Han Jarawa Nganassan IRN_Shahr_I_Sokhta_BA3
5.02828 32.15232 34.89572 47.76597
BRA_LapaDoSanto_9600BP IRN_Ganj_Dareh_N Yamnaya_RUS_Samara Kura-Araxes_ARM_Kaps
53.75959 57.97647 58.46795 59.84457
[1] "2. FULL TABLE nMONTE"
[1] "Ncycles= 1000"
PC1 PC2 PC3 PC4 PC5 PC6 PC7 PC8
Han_NChina 0.025951400 -0.4360684000 0.008522800 -0.06227440 0.04837820 0.018685600 0.0030080000 0.000092400
fitted 0.024014654 -0.4365305155 0.002195135 -0.06011238 0.06103118 0.028301905 0.0020773149 -0.004633961
dif -0.001936745 -0.0004621155 -0.006327665 0.00216202 0.01265298 0.009616305 -0.0009306851 -0.004726361
PC9 PC10 PC11 PC12 PC13 PC14 PC15
Han_NChina -0.0123532000 0.001421200 -0.07239300 -0.008992200 0.010762800 -0.006138000 -0.007654400
fitted -0.0120070216 -0.001618685 -0.03906647 -0.005767134 0.006190188 -0.008755975 -0.005734937
dif 0.0003461784 -0.003039885 0.03332653 0.003225066 -0.004572612 -0.002617975 0.001919463
PC16 PC17 PC18 PC19 PC20 PC21 PC22
Han_NChina -0.0014056000 0.0019036000 -1.21620e-03 -0.0046760000 -0.0091292000 0.01005740 0.009372800
fitted 0.0002819158 0.0016970669 -9.83960e-06 -0.0001843051 -0.0093961991 0.01382878 0.005768916
dif 0.0016875158 -0.0002065331 1.20636e-03 0.0044916949 -0.0002669991 0.00377138 -0.003603884
PC23 PC24 PC25
Han_NChina 0.010155600 0.001229000 0.008262400
fitted 0.014797903 -0.001284875 -0.001287416
dif 0.004642303 -0.002513875 -0.009549816
[1] "distance%=4.0709"
Han_NChina
Han,91.5
Nganassan,6
Anatolia_Tepecik_Ciftlik_N,1.2
BRA_LapaDoSanto_9600BP,0.8
Kura-Araxes_ARM_Kaps,0.5
Anatolia_Barcin_N,0
Dinka,0
ETH_4500BP,0
Gambian,0
IRN_Ganj_Dareh_N,0
IRN_Shahr_I_Sokhta_BA3,0
Jarawa,0
Levant_PPNB,0
MAR_Iberomaurusian,0
WHG,0
Yamnaya_RUS_Samara,0
Yoruba,0
[1] "CORRELATION OF ADMIXTURE POPULATIONS"

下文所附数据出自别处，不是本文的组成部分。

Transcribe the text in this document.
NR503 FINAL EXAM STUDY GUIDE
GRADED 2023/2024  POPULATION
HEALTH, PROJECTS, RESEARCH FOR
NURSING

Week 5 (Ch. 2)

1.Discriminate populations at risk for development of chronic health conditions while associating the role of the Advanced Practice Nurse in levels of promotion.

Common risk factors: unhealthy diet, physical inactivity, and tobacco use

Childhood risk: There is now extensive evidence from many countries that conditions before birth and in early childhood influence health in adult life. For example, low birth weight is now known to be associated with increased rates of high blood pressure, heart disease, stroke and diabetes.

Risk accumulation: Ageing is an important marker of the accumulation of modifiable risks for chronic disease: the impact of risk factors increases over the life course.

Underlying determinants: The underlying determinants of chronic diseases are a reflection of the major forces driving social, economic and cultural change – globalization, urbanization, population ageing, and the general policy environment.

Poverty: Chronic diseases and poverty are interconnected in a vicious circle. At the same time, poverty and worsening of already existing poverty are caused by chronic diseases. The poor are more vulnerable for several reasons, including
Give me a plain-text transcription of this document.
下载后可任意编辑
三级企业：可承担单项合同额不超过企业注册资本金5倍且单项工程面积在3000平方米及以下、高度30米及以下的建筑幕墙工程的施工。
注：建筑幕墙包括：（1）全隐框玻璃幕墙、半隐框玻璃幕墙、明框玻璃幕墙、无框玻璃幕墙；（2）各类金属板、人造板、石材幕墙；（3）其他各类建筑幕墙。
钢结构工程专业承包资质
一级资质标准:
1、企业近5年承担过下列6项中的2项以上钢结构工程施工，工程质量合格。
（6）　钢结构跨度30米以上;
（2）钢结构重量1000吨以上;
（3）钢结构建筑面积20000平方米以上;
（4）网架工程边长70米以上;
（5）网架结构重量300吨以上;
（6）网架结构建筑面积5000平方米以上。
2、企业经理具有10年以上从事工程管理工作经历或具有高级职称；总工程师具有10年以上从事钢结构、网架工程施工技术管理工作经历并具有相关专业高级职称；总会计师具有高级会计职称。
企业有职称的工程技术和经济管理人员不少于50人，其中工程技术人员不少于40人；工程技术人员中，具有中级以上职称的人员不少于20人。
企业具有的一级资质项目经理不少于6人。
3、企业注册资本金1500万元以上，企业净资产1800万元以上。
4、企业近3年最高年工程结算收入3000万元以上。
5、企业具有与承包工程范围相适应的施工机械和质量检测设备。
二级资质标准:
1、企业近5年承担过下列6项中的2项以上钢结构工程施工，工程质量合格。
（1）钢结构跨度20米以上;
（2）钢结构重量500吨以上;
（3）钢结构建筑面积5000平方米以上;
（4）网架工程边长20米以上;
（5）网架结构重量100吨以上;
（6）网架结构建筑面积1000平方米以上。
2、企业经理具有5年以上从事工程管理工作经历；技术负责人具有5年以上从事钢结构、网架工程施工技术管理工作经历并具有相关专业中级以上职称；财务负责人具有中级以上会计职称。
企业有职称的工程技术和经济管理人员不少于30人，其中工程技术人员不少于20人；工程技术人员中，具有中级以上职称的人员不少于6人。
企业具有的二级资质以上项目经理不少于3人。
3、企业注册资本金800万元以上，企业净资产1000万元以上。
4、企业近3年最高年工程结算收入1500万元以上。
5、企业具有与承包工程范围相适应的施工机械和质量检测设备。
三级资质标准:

Anatolia_Tepecik_Ciftlik_N BRA_LapaDoSanto_9600BP Han Kura-Araxes_ARM_Kaps Nganassan
Anatolia_Tepecik_Ciftlik_N 1.00 -0.40 -0.59 0.73 -0.54
BRA_LapaDoSanto_9600BP -0.40 1.00 0.43 -0.36 0.50
Han -0.59 0.43 1.00 -0.62 0.70
Kura-Araxes_ARM_Kaps 0.73 -0.36 -0.62 1.00 -0.53
Nganassan -0.54 0.50 0.70 -0.53 1.00
结果一共有四个部分,第一部分为和target相似的种族排序,第二部分用来对比原G25坐标与nMonte拟合后坐标值的差异,第三部分为nMonte拟合结果,第四部分用来比较混合种群的相关性。
其中不理解的英文单词可以查阅翻译程序或软件。其中不易查找的有:WHG为“欧洲西部狩猎采集者”,ETH_4500BP为“距今4500年的埃塞俄比亚人”。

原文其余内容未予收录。